Latent images of the past exist in the forms of the present, images which become visible to the eyes of memory and reason. The images exist because the past exists in a fourth dimension of each material form.

Latent images of the future also exist because the present also contains an ever changing array of possible or probable futures. But these futures do not exist beyond present events but only as their inherent possible consequences.

We humans move constantly from a past that never departs, toward a future that never arrives because the past exists only as the causal and developmental structure of each present event and the future exists only as a present set of its more or less probable effects. The sum of all causes is the immediate present, the sum of all their probable effects is what the present is probably becoming as parts of it continue to grow and other parts decay

We conveniently say that the past falls away as we move on into the future but we never move beyond the continuously changing present and its latent, continuously changing past. The oldest parts of the past dissolve into fragments and those fragments dissolve and do not cease to exist but change into the atomic substance of all present forms.

So nothing moves from the changing present into the nonexistent future and nothing moves from the eternally changing present into the past because the past is not actually past but the sum of all growing and dissolving forms we conveniently call the present.

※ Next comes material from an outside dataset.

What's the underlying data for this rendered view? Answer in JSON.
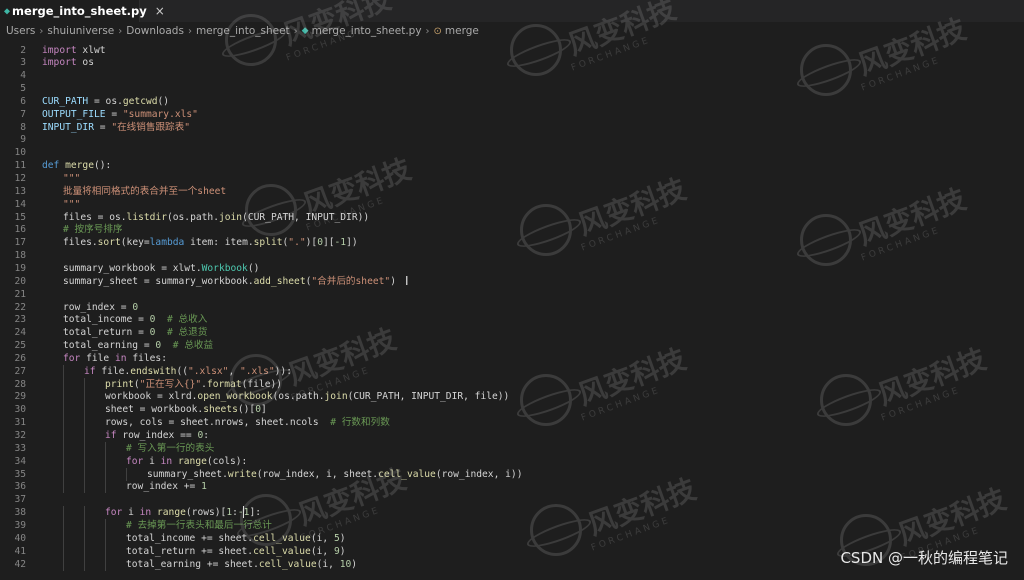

The present moment is both the immediate past and the immediately unfolding future because there is not a nanosecond between them. The only real moment is what is unfolding now. It has been unfolding since the beginning of time and it will continue to unfold until time ends but at no point in its unfolding does it become a past moment tho it makes memories as it goes.

Likewise it does not at any point become a future moment but is always the unfolding now. As it unfolds the present array of possible future nows changes because each move on the chess board of now conditions what choices and changes can still occur. If Nestle drains your water table you will have to buy water or move. If all the lions starve your unfolding now will never include the splendour of a living lion.